Lovullo intent on D-backs avoiding distractions

September 26th, 2017

PHOENIX -- For all the success Torey Lovullo had in Boston from 2013-16, he is intent on avoiding the type of collapse that the Red Sox suffered at the end of last season with the D-backs in 2017.
Arizona clinched the top National League Wild Card spot on Sunday and partied like it was 1999, the first time the franchise made the postseason. But the D-backs don't want to go on cruise control before the Wild Card Game on Oct. 4 at Chase Field.
To that end, Lovullo rested all of his regulars on Monday night against the Giants. But just for one night.
"This is going to be the one unique day out of the next five," Lovullo said. "My thought is to continue to play the type of baseball we've been playing all year, not to take days off or ho-hum our way through the next several games. No team is good enough to just turn that switch on and play such an important game next week.
"With the winning [Sunday], I thought those guys deserved the day off. But tomorrow, we're going to crank it way back up."
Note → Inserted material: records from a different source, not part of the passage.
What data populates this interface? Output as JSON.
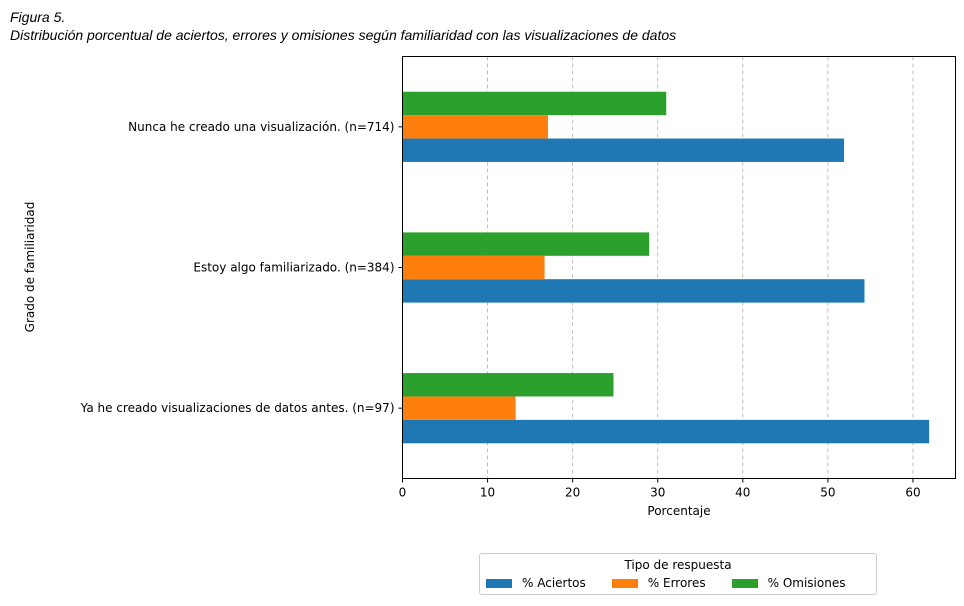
{
  "figure": {
    "label": "Figura 5.",
    "caption": "Distribución porcentual de aciertos, errores y omisiones según familiaridad con las visualizaciones de datos"
  },
  "chart_data": {
    "type": "bar",
    "orientation": "horizontal",
    "categories": [
      "Nunca he creado una visualización. (n=714)",
      "Estoy algo familiarizado. (n=384)",
      "Ya he creado visualizaciones de datos antes. (n=97)"
    ],
    "series": [
      {
        "name": "% Aciertos",
        "color": "#1f77b4",
        "values": [
          51.9,
          54.3,
          61.9
        ]
      },
      {
        "name": "% Errores",
        "color": "#ff7f0e",
        "values": [
          17.1,
          16.7,
          13.3
        ]
      },
      {
        "name": "% Omisiones",
        "color": "#2ca02c",
        "values": [
          31.0,
          29.0,
          24.8
        ]
      }
    ],
    "xlabel": "Porcentaje",
    "ylabel": "Grado de familiaridad",
    "xlim": [
      0,
      65
    ],
    "xticks": [
      0,
      10,
      20,
      30,
      40,
      50,
      60
    ],
    "grid": "x dashed",
    "legend": {
      "title": "Tipo de respuesta",
      "placement": "bottom-center"
    }
  }
}
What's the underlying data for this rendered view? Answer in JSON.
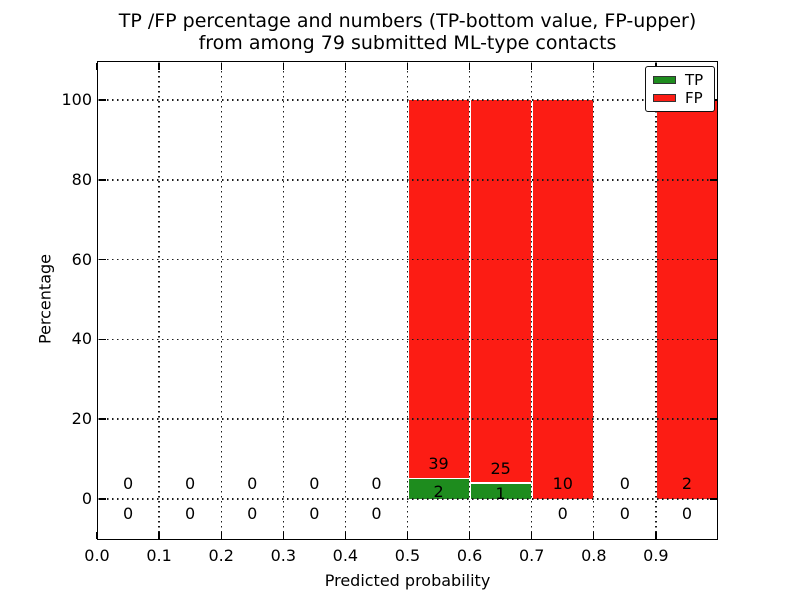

Mike Hazen left Boston and took the job as D-backs general manager last fall after the Red Sox lost five of their last six regular-season games and were swept by the Indians in the American League Division Series. Lovullo, the bench coach under Red Sox manager John Farrell, followed Hazen to the desert.
"I have a very good memory of what happened," Lovullo said. "The Red Sox walked into a very hot team in the Cleveland Indians. It was not a team that was overlooked. The Red Sox prepared in the best way they absolutely could. There was a clinching effect, and the Red Sox were not playing their best baseball down the stretch."
The unfortunate turnaround followed Boston winning 11 in a row. The Red Sox went from a one-game lead in the AL East on Sept. 14 to clinching at Yankee Stadium with four games to go.
There were mitigating circumstances, though, that don't apply to the current D-backs club.
David Ortiz was in the final days of his season-long retirement swing and was honored by the Yankees on Sept. 29 before his final game in the Bronx. The Red Sox went home to Fenway Park for the conclusion of the Ortiz tour and just happened to be playing the Blue Jays, who were vying for a slot in the AL Wild Card Game.
"We all learn from our experiences, and that's something I remember very, very well," Lovullo said. "The Red Sox had a chance to eliminate the Blue Jays, and the Blue Jays started playing very good baseball. And it didn't happen."

The Red Sox lost Big Papi's finale at Yankee Stadium and then defeated the Blue Jays at Fenway on Sept. 30. During that game, Ortiz hit his 541st and final home run and knocked in the last three runs of his 20-year career.
Ortiz was 1-for-6 in the Red Sox's last two regular-season games, both losses to Toronto. After the final Big Papi ceremony on the final day, the Blue Jays clinched the top Wild Card berth.
"The David Ortiz celebration was well-deserved," Lovullo recalled. "It was a tremendous honor for him and I was glad to be a part of it, but it was a big distraction. It was probably a bigger distraction on David, and I think he was exhausted from it."
To his point, the Red Sox seemed ready for the ALDS, which opened on Oct. 6 in Cleveland with the starting pitching lined up like this: Last year's AL Cy Young Award winner , and .
Ortiz went 1-for-9 with an RBI in the series and the Red Sox's season was over without winning a postseason game. It was a disappointing end to a 93-win season.
This year, the 90-win D-backs have been under the radar for most of the regular season. Outside of their fans and the NL West, the club just hasn't gotten much national exposure.

It's a different market and a different level of intensity for baseball, although excited fans took one hour to scoop up the remaining Wild Card Game tickets on Monday morning. Still, Lovullo said he and the front office have been very good this year at diminishing distractions and all the outside noise.
"That's why we're going to keep everything the same," Lovullo said. "We're going to fight hard to maintain exactly what we've done all year long, and we're going to play [the rest] of our baseball games the best way we know how."